そこで,本案との関係が密接でなく派生的かつ分離可能な場合(たとえば,除斥または忌避を理由がないとする決定,補助参加の拒否の決定など)や,終局判決に対する上訴で争う機会がない場合(たとえば,訴状却下命令,第三者に対する文書提出命令など)などについての決定・命令に対して,簡易な上訴を認めたのが抗告制度です。
抗告審の手続には,控訴審に関する規定が準用されます(331条本文,規則205条本文)。
なお,現行法は,許可抗告の制度(337条)を新たに設けました。これは,高等裁判所の決定または命令に対しては,その高等裁判所が許可した場合に限り,最高裁判所に抗告することが認められるというものです。
許可の基準は,判例相反その他の法令の解釈に関する重要な事項を含む場合であり,上告受理の基準とパラレルです。
抗告の許可があったときは,抗告があったものとみなされ(337条4項),最高裁判所は原裁判に影響を及ぼすことが明らかな法令違反のある場合に,原裁判を破棄することができます(337条5項)。
(6) 再審
①再審とは
再審は,確定した終局判決に対して,その訴訟手続に重大な瑕疵があったことや,その判決の基礎資料に犯罪に相当する違法行為があったことなどを理由として,その判決の取消し(既判力の廃棄)と事件の再審判を求める非常の不服申立てです(338条)。
ここで「非常」とは,単に「通常でない」という意味です。
終局判決が確定して訴訟手続が終了した以上,その判決が尊重されなければ当事者の法的利益の安定した保護は図れません。
しかし,他方で,その判決に重大な瑕疵がある場合にまで,なお判決を覆せないというのでは,かえって正義に反し,裁判に対する信頼も損なわれてしまいます。
そこで,両者の調整として,再審事由(338条1項1号~10号)がある場合に限り,当然無効とはせずに訴えという明確な形式で,判決の取消しを認めるのが再審制度です。
ただ,再審事由は,当事者が判決確定前に,その事由に当たる事実を上訴により主張したが棄却された場合,または,それを知りながら上訴によって主張しなかった場合には,これを主張することはできません(338条1項ただし書)。
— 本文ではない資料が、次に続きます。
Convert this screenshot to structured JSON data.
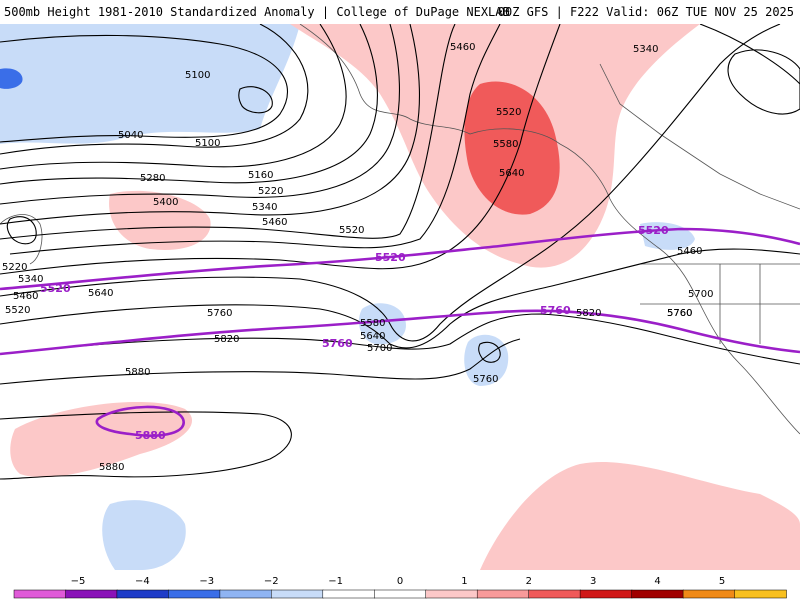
{
  "header": {
    "title_left": "500mb Height 1981-2010 Standardized Anomaly | College of DuPage NEXLAB",
    "title_right": "00Z GFS | F222 Valid: 06Z TUE NOV 25 2025"
  },
  "map": {
    "contour_labels": [
      "5460",
      "5340",
      "5100",
      "5040",
      "5100",
      "5160",
      "5220",
      "5280",
      "5340",
      "5400",
      "5460",
      "5520",
      "5520",
      "5580",
      "5640",
      "5220",
      "5340",
      "5460",
      "5520",
      "5640",
      "5760",
      "5580",
      "5640",
      "5700",
      "5820",
      "5880",
      "5880",
      "5760",
      "5760",
      "5820",
      "5700",
      "5760",
      "5460"
    ],
    "highlight_labels": [
      "5520",
      "5520",
      "5760",
      "5760",
      "5880"
    ],
    "colors": {
      "contour": "#000000",
      "highlight": "#9b1fc8",
      "land": "#555555"
    }
  },
  "colorbar": {
    "ticks": [
      "−5",
      "−4",
      "−3",
      "−2",
      "−1",
      "0",
      "1",
      "2",
      "3",
      "4",
      "5"
    ],
    "colors": [
      "#e05ad8",
      "#8a12b8",
      "#1e3cc8",
      "#3a6ee8",
      "#8fb4f2",
      "#c8dcf8",
      "#ffffff",
      "#ffffff",
      "#fcc8c8",
      "#f89a9a",
      "#f05a5a",
      "#d01818",
      "#a00000",
      "#f08a18",
      "#f8c020"
    ]
  }
}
これを,再審の補充性といいます。
②手続
再審の訴えには,その性質に反しない限り,その審級の訴訟手続に関する規定が準用されます(341条,規則211条2項)。
再審の訴えを不適法と認める場合には,裁判所は決定で訴えを却下します(345条1項)。
訴えを適法と認める場合には,再審事由の存否を判断し,再審事由がないと判断するときには,決定で請求を棄却します(345条2項)。
再審事由があると判断するときには,再審開始決定をし(346条1項),不服申立ての限度で審理を行います(348条1項)。
その結果,原判決を正当でないとする場合には原判決を取り消し,これに代わる判決を行います(348条3項)が,原判決を正当とするときには,再審請求を棄却することになります(348条2項)。